V&E, which was ranked third in deal count and 11th in deal value in H1 2016, represented Blackstone Group in a $2 billion energy midstream acquisition, MoneyGram in two transactions valued at $3.3 billion and Outrigger Energy in a $1.5 billion deal.
Watt points out that national firms continue to steal legal talent from Texas-based firms and that the deals have followed the lawyers to their new firms.
The most obvious example is Chicago-based Kirkland, which has seen its Houston office double in size during the past year. K&E handled 38 transactions involving Texas businesses with a combined value of $28 billion – up from 28 deals worth $14 billion in H1 2016. The 2017 numbers do not include Kirkland’s leading role in Energy Future Holdings’ sale of Oncor to Berkshire earlier this month for $9 billion in cash and a reported total deal valuation of $18 billion.
Latham also saw its deal count jump from 20 during the first six months of 2016 to 29 transactions this year. The value of Latham’s deals also jumped from $17 billion to $29 billion. Latham is advising Whole Foods in its $13.4 billion sale to Amazon and Enbridge Energy in a $2.1 billion transaction with Midcoast Energy Partners.

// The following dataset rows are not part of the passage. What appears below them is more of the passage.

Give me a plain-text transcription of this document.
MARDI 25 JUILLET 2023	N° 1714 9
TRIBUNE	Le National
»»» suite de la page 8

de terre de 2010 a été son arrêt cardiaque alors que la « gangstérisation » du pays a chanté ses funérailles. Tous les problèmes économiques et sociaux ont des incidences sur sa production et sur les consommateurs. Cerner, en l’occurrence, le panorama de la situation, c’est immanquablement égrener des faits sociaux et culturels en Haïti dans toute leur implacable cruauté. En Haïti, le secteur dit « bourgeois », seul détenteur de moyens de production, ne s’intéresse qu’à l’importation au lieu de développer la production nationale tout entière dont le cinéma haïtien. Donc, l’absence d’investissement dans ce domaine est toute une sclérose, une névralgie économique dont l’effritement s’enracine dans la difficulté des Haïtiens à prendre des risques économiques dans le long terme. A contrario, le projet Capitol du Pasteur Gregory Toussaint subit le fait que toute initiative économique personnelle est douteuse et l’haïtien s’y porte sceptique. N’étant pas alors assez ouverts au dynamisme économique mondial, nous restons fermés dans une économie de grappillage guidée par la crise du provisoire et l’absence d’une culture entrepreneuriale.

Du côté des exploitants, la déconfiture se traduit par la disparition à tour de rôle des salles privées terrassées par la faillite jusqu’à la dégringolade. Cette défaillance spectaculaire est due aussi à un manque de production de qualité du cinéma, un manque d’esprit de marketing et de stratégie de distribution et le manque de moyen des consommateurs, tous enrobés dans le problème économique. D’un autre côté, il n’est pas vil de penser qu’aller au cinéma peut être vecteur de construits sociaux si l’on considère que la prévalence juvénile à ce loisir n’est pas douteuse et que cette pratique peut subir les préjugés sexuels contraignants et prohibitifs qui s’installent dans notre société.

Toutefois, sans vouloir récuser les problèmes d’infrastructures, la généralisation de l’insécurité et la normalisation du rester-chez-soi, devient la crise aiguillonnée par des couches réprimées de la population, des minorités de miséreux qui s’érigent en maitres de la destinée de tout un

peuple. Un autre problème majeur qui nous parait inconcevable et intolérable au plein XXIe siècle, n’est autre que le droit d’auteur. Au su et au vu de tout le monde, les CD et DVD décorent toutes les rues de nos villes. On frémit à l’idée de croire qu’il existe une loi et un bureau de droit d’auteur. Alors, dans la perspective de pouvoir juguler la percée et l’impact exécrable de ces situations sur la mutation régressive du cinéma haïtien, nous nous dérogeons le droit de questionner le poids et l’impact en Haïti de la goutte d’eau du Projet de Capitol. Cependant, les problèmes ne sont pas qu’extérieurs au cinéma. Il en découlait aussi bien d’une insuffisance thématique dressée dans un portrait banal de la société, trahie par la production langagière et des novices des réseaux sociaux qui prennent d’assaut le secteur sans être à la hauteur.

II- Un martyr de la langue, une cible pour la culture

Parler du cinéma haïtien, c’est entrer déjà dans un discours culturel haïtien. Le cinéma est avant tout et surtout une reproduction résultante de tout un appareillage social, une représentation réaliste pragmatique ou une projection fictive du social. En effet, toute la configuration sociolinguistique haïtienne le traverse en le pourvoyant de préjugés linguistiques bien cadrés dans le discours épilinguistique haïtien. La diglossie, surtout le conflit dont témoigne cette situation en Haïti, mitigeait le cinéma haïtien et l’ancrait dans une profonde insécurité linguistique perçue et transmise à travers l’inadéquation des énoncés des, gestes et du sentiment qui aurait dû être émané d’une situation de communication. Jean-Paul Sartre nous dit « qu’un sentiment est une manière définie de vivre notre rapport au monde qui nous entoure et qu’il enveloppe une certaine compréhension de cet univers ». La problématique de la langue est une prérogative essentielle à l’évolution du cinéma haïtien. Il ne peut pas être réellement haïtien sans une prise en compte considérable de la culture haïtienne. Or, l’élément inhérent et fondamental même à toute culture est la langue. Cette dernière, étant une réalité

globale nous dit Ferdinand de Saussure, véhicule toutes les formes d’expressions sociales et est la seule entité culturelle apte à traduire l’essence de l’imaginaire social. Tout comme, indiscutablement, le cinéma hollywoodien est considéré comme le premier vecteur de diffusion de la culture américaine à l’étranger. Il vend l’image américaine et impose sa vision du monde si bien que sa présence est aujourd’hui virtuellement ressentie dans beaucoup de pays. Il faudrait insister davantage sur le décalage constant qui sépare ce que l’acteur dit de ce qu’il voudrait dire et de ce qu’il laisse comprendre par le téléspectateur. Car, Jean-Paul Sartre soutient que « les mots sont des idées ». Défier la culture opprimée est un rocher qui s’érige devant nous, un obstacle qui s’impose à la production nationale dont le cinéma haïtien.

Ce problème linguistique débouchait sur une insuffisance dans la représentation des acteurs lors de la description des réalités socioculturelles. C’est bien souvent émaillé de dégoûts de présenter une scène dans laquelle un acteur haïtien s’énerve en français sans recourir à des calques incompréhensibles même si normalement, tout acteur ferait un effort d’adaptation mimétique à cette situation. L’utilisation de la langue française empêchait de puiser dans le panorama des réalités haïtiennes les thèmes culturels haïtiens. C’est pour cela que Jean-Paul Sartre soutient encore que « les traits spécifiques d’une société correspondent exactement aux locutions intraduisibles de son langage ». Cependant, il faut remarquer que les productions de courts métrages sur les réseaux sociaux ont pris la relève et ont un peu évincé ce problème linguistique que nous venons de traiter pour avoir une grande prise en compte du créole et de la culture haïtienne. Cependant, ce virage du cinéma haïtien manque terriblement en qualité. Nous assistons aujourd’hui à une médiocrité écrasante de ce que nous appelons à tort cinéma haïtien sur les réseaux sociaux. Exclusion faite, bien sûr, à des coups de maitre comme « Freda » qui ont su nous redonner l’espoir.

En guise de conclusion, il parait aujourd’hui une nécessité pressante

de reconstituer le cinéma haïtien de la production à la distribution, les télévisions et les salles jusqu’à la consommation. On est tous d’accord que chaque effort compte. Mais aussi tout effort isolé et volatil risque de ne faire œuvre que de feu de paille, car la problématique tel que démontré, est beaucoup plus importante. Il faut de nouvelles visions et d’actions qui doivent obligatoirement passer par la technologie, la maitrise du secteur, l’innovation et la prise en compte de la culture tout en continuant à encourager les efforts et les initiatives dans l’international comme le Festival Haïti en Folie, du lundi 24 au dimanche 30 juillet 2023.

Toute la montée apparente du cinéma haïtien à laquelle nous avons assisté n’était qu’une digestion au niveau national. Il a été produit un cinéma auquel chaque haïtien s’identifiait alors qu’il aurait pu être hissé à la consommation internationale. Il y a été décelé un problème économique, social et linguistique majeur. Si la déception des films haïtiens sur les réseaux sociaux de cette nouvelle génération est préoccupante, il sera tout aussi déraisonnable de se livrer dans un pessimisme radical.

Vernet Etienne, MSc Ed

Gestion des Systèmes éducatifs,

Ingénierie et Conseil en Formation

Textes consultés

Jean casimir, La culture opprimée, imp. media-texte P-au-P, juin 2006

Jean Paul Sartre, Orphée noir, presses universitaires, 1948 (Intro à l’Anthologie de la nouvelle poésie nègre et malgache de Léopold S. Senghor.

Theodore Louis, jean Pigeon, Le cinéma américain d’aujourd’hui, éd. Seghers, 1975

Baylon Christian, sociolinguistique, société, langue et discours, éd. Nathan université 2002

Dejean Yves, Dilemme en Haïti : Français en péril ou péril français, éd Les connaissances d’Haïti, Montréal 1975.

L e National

Jumping to number four in the deal count rankings is Weil, Gotshal & Manges, which doubled its deal count from 11 during H1 2016 to 22 this year. Weil is advising Thomas H. Lee Partners in its $1.7 billion divestiture to MoneyGram.
The biggest move in the deal count rankings was Andrews Kurth, which leaped from 24th last year to number five so far in 2017. AK advised in 22 transactions during the first six months of this year, compared to 11 deals a year earlier. San Antonio-based NuStar Energy turned to AK lawyers to advise it in its $1.5 billion acquisition of Navigator Energy Services, while Tokyo Gas America hired AK to represent it in an investment in the Haynesville Shale.
Overall, Texas-based companies were involved in 420 transactions during H1 2017 – up from 417 during the first half of 2016.
The cumulative value of the 2017 deals was $108.6 billion, which was 27 percent higher than a year earlier.
Mergermarket data shows that 24 of the top 30 ranked firms by deal value are non-Texas firms and only two of the top 20 – V&E at No. 1 and Akin Gump at No. 20 – have Texas roots. Six of the top 10 have no Texas office at all.